Import offers on CFR China basis shrugged off multi-year high oil prices and were assessed $20-40/ton lower this week, while freight-hit exports and upcoming capacities weighed on consumption.

However, some traders believe that the stabilizing PP trend may prop up some PE grades. The bottom for HDPE and LLDPE might be nearing, considering Turkey’s narrower premium of around $160/ton over China’s import markets compared to the previous months.

In any case, the direction of China’s import market will be under close watch. Prices have been on a downtrend since unsupportive demand, lower olefin prices in Asia and the pressure of upcoming polyolefin capacities outweighed the impact of the bullish energy complex in this major market.

Gloomy sentiment remains in place for PVC

Import PVC prices sank to their lowest levels in 4 months as sellers yielded to persistently muted demand and applied additional drops in their June prices this week. The sentiment was unresponsive to stabilizing sentiment for PP due to a series of factors.

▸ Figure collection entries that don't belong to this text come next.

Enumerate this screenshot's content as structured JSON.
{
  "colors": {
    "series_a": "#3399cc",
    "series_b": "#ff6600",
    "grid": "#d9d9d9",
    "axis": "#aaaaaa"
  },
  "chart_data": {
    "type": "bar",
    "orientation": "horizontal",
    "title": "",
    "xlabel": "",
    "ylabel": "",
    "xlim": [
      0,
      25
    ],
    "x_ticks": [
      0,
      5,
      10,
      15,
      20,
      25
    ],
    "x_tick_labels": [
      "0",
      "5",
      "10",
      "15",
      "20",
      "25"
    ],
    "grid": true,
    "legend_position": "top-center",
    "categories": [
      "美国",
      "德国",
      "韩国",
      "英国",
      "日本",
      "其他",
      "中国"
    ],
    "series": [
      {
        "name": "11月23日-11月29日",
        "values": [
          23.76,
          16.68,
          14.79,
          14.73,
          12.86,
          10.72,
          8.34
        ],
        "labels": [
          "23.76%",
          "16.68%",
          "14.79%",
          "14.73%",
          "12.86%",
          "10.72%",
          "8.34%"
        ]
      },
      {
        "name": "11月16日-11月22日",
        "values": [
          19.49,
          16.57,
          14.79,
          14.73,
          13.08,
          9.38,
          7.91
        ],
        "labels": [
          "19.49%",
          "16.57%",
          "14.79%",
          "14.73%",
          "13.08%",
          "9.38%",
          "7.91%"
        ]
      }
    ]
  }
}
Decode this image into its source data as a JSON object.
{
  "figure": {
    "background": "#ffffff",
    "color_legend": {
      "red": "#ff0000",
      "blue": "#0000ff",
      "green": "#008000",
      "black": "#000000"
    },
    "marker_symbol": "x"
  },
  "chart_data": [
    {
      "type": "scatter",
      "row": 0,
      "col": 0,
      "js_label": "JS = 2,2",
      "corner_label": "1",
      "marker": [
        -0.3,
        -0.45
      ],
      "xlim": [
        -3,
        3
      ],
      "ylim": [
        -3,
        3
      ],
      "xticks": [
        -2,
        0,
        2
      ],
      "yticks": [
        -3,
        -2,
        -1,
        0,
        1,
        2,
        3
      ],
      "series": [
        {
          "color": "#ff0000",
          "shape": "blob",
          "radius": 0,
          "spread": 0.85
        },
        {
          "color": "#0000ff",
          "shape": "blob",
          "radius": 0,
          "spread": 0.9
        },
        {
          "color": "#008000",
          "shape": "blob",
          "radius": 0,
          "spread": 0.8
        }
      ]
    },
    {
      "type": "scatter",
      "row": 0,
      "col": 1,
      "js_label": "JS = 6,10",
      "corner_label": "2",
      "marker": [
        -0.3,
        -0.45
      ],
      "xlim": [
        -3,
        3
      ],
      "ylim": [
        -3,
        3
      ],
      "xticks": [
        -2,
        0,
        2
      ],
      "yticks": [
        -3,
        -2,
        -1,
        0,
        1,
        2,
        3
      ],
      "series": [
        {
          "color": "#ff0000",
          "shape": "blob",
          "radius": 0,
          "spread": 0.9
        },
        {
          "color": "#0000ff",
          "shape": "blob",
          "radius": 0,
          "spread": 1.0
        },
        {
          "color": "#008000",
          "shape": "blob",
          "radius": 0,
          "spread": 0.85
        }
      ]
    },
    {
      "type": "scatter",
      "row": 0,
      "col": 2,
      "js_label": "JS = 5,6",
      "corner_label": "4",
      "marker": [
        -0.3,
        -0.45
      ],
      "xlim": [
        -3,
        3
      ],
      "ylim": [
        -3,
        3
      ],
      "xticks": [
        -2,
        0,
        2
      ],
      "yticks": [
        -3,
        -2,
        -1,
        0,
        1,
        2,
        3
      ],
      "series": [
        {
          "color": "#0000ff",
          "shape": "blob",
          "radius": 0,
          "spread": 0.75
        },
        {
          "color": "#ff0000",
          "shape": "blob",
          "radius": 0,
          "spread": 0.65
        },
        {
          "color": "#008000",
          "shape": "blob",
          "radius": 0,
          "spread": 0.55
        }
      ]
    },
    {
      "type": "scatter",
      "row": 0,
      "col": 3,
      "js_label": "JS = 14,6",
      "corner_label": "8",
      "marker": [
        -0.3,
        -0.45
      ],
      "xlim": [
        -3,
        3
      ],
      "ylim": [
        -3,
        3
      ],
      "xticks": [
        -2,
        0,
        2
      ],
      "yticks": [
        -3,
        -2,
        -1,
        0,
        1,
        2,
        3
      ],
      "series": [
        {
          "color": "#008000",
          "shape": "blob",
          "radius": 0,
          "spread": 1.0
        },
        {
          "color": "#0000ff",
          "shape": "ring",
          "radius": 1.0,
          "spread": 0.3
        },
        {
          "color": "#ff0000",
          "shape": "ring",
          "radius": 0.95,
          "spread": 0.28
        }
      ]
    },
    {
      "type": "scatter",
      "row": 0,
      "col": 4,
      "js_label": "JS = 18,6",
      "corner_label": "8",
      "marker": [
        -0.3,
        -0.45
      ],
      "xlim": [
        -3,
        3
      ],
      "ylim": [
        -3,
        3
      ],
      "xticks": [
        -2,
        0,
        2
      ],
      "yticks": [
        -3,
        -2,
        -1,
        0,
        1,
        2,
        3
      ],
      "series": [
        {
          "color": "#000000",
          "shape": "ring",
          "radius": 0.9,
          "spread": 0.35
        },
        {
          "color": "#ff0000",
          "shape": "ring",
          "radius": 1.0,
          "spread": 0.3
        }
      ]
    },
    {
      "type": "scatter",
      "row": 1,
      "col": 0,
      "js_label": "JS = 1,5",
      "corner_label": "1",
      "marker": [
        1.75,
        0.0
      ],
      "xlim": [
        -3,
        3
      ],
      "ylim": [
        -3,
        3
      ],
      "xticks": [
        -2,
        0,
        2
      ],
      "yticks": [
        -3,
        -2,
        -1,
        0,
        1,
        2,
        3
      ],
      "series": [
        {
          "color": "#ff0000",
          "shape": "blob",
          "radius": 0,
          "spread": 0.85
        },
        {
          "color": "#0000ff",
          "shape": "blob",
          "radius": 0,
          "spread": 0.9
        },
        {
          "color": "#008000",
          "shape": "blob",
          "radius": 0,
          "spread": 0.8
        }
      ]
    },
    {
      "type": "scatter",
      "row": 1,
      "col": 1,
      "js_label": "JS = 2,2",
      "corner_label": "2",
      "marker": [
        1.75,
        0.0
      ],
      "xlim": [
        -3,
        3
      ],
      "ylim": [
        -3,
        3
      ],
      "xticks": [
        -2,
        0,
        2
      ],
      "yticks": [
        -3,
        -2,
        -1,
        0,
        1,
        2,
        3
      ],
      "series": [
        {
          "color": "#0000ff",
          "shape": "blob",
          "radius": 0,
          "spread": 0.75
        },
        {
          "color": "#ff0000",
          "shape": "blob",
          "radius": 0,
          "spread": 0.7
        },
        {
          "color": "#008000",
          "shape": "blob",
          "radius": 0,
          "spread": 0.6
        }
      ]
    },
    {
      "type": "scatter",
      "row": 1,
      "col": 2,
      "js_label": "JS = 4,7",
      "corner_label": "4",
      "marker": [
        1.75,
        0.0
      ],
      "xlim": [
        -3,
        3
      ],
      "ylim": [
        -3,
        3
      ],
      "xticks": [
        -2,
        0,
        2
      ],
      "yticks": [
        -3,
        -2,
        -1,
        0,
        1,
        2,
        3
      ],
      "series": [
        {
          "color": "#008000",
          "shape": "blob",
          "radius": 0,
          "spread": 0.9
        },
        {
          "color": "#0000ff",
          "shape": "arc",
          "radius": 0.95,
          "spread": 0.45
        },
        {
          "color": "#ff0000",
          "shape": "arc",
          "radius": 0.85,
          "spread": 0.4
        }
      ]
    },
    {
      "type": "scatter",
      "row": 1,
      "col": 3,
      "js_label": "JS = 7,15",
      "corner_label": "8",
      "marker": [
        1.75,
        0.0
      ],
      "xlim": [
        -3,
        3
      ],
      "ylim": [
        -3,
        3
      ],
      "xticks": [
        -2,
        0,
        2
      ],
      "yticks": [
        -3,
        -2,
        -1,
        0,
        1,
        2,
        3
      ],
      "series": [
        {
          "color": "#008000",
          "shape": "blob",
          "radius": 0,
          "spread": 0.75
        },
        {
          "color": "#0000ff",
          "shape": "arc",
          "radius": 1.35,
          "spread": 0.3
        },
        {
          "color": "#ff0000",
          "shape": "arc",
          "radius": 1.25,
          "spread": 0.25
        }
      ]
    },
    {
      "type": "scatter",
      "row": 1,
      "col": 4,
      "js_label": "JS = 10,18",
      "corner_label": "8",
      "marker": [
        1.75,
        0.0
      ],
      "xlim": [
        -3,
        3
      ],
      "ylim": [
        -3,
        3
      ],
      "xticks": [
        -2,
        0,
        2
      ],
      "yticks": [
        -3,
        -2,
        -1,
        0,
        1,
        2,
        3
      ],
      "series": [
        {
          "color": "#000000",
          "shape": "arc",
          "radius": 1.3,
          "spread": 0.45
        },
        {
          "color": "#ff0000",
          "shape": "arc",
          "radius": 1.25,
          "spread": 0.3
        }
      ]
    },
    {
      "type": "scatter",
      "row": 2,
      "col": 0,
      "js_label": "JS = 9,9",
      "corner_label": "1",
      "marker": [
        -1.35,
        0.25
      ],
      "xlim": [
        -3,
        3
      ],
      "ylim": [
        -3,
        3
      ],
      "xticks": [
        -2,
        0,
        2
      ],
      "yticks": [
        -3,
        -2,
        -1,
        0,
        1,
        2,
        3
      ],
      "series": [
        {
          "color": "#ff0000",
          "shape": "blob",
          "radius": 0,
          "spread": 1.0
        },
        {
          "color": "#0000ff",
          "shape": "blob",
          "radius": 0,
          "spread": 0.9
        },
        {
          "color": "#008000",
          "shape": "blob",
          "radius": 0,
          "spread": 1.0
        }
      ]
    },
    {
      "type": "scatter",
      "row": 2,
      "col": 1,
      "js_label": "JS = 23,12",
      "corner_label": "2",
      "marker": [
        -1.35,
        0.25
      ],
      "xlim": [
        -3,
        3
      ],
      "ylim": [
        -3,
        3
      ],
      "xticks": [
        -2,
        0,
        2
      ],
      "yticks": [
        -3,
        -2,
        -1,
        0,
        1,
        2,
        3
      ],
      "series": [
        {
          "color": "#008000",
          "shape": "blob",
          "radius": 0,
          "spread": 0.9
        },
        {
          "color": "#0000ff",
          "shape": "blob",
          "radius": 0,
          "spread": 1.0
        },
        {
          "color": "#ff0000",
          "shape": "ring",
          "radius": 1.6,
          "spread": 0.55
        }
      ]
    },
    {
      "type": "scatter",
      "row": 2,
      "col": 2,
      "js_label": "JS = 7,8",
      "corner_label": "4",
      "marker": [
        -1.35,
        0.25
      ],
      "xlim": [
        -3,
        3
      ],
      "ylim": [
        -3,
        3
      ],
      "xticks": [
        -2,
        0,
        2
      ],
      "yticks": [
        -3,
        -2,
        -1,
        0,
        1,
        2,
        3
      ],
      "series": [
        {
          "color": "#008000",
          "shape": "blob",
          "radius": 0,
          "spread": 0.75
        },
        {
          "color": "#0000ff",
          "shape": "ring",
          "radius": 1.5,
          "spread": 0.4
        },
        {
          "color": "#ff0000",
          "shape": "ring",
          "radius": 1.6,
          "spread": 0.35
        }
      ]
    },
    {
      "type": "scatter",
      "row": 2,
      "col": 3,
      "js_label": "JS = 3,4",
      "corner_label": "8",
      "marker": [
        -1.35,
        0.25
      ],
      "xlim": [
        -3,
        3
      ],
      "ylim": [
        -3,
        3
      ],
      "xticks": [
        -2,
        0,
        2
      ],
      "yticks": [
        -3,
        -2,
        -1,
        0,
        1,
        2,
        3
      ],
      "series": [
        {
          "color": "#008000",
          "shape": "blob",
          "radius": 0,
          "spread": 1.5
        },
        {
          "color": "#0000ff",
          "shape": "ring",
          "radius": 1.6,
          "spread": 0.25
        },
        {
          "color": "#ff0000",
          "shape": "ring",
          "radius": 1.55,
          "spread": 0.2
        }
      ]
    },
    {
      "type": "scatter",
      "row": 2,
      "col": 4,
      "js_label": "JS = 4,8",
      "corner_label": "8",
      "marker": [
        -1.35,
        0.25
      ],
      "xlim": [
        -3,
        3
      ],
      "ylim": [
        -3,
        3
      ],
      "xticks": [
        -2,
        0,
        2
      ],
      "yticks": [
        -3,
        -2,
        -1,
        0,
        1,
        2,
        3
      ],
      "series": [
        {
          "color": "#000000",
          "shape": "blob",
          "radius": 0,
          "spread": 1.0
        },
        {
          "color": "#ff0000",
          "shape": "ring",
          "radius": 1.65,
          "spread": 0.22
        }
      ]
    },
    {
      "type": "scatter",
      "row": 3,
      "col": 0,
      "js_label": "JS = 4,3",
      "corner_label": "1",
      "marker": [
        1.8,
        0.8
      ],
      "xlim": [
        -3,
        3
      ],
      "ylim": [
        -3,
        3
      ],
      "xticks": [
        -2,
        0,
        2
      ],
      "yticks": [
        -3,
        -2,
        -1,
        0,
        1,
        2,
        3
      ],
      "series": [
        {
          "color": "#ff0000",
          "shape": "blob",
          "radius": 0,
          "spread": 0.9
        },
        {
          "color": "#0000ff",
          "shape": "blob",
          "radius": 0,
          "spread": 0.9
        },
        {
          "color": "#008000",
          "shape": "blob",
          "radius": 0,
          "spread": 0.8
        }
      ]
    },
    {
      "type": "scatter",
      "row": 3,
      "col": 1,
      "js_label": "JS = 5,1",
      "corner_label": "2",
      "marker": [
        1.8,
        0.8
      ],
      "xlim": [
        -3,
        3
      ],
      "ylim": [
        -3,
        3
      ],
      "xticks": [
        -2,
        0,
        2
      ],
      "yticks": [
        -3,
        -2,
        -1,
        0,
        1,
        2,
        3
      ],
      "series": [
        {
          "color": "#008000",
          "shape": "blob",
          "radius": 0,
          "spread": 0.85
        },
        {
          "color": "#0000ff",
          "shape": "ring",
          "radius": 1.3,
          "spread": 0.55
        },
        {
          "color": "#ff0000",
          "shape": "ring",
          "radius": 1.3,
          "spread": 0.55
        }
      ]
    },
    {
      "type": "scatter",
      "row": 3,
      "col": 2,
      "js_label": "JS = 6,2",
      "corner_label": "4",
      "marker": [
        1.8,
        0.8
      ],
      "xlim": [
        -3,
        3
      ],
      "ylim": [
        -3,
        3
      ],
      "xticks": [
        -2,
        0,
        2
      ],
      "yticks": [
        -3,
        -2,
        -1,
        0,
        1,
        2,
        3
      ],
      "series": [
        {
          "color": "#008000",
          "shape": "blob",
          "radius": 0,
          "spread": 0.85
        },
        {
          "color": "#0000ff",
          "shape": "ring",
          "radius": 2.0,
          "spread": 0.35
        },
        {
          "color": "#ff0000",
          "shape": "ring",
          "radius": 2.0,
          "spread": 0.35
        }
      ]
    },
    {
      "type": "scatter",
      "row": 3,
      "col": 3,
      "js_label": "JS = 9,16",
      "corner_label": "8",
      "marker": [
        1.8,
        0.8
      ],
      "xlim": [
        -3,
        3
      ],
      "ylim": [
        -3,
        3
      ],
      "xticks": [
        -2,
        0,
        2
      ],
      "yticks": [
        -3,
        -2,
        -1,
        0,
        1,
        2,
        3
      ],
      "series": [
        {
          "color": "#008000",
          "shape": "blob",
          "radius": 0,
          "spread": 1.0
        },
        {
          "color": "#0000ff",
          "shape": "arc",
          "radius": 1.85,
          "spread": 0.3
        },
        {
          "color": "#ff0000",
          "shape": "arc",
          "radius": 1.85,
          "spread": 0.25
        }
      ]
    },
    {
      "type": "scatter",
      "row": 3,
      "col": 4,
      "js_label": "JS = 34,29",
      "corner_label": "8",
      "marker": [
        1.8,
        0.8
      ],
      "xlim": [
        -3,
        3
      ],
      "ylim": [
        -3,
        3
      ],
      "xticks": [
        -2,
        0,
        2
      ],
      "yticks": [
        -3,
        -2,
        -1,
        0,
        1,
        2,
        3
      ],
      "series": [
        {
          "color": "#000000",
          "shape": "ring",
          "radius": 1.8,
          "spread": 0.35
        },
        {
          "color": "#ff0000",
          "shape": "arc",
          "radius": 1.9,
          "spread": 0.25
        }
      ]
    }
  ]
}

The ongoing limitations from European suppliers have failed to offset the impact of lethargic demand and alternative sources from Iran, Ukraine, Egypt, and Pakistan that have provided competitive prices. Now that a Taiwanese major is expected to issue July decreases of $100/ton or even beyond to the Asian markets, Turkish players see new price cuts on the horizon.

“The speed of recovery in the key Indian market will be a key factor to monitor over the coming days. Turkish converters do not have much purchasing power, which also keeps trading volumes tied to needs in most cases,” opined players.

A large trader added, “We are more confident that PP has bottomed out even if we do not project an upturn anytime soon. Yet, LDPE and PVC prices have further room to move down, based on current demand dynamics in Turkey.”